Transcript Power Laws for Cyber Crime

Power Laws for Cyber Crime
Richard Overill & Jantje Silomon
Department of Informatics
King’s College London
Power Laws
• Characterise a multitude of processes which
produce a large number of small events but a
small number of large events:
• p(x) = C x -α
• log p(x) = log C - α log x
• A log-log plot is a straight line with gradient -α
• the exponent α characterises the power law in a
phenomenological sense.
Previous Work
• L F Richardson (1948/60)
– “fatal quarrels”
• L-E Cederman (2003)
– wars
• A Clauset et al. (2005/7)
– terrorism in G7: α = 1.7
• N F Johnson et al. (2005/6)
– old wars, new wars
• R Coelho et al. (2008)
– low-medium UK incomes: α = 3.1 - 3.3
Cyber Crime Dataset
• 11 years (1997 - 2007) of US CSI (Computer
Security Institute) annual average financial
loss data over 12 e-crime categories.
• Corrected for US$ inflation.
• Cleaned to remove internal inconsistencies.
• Kolmogorov-Smirnov test for divergence as
x  0.
• 99 data points representing 6737 incidents.
• Minus-one jack-knife re-sampling provides
uncertainty bounds on α.
Double Power Law for Cyber Crimes
Results & Conclusions
• A double power regime appears to be in
operation:
• αL = 1.7 ± 0.1; r2L = 0.994 (over 92 points)

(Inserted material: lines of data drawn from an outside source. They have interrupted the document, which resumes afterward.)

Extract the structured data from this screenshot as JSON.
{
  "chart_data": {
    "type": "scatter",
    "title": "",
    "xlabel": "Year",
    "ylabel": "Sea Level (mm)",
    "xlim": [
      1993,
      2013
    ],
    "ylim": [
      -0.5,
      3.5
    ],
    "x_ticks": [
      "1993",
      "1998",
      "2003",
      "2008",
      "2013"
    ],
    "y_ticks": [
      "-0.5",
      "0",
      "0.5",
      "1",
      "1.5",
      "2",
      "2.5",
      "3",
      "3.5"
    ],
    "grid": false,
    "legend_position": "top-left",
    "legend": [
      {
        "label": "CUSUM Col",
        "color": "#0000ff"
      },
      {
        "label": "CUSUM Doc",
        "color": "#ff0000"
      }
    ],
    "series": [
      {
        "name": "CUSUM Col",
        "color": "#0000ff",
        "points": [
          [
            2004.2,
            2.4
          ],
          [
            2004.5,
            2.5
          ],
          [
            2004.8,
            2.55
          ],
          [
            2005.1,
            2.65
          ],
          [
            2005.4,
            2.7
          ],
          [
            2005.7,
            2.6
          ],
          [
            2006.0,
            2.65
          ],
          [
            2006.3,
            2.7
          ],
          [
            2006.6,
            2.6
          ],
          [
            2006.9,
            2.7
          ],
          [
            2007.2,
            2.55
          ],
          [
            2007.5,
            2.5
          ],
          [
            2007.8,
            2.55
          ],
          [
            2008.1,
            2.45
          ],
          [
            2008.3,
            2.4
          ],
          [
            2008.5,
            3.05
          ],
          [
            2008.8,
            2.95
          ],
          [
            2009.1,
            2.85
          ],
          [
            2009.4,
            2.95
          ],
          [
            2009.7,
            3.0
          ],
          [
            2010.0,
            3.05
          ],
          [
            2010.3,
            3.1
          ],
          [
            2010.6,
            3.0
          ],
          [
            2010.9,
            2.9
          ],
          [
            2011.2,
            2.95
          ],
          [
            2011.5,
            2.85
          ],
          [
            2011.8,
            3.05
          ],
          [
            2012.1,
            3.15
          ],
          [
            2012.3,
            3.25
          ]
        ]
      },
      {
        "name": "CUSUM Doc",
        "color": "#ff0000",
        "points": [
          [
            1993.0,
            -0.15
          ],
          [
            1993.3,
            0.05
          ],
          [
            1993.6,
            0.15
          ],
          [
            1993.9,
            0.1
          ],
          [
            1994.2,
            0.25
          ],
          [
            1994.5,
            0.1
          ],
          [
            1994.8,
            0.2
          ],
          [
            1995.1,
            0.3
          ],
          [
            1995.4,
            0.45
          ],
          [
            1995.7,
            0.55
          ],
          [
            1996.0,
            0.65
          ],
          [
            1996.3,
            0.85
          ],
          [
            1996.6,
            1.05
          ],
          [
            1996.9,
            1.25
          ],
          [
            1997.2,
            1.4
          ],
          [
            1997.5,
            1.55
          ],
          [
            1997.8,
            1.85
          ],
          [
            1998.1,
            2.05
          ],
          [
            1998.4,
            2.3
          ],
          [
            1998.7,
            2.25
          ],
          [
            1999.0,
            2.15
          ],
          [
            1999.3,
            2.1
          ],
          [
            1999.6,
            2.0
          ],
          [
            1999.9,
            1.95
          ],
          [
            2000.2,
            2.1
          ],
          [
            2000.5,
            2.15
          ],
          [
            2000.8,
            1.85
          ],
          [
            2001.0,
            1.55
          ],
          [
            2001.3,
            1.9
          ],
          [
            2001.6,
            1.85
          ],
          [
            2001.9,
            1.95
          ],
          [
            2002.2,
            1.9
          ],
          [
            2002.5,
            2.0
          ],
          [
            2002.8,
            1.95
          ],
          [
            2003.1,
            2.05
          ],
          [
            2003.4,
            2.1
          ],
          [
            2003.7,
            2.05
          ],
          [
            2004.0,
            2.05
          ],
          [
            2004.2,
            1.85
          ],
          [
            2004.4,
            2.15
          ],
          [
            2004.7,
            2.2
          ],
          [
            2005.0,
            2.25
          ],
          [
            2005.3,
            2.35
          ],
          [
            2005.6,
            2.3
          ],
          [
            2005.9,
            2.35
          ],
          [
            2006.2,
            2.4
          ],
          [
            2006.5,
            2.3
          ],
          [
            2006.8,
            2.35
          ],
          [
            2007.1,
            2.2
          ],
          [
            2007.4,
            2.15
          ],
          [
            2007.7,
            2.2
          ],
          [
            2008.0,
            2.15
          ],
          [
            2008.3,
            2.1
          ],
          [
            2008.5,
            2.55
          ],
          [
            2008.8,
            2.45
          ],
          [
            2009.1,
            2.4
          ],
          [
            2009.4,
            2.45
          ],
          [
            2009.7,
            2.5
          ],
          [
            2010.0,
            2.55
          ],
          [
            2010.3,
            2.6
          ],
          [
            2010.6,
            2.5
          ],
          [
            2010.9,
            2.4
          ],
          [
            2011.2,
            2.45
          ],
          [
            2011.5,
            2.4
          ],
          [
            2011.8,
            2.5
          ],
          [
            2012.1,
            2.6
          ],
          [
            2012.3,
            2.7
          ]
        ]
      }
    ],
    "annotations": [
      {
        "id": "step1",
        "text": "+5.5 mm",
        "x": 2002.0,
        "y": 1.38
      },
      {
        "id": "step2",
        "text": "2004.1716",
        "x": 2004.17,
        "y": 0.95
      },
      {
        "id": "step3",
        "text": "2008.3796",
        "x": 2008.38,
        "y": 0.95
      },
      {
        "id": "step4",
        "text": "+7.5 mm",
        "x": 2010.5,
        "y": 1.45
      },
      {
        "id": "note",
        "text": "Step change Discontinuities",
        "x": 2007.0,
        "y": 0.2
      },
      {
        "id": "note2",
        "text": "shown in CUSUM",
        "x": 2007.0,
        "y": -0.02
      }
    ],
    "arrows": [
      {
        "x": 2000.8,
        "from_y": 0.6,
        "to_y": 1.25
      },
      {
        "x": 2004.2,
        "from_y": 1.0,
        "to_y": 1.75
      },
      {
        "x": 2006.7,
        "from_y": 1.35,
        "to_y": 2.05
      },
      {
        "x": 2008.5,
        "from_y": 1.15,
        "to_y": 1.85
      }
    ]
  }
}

• αR = 3.1 ± 0.3; r2R = 0.900 (over 7 points)
• xX = $2.858M ± 0.350
• exponent of ~1.7 shared with incidence of
terrorism in G7 nations.
• exponent of ~3.1 shared with distribution of
low-medium UK incomes.
Conjectures
• Heists below ~$2.85M are characterised by a
pre-planned, opportunistic, ‘ambush’ strategy.
• Heists above ~$2.85M (financial fraud and IP
theft) are characterised by an economic
infrastructure (Serious Organised Cybercrime)
• R Overill & J Silomon, Single and Double
Power Laws for Cyber Crimes, J Information
Warfare 10 (3) 29 – 36 (December 2011).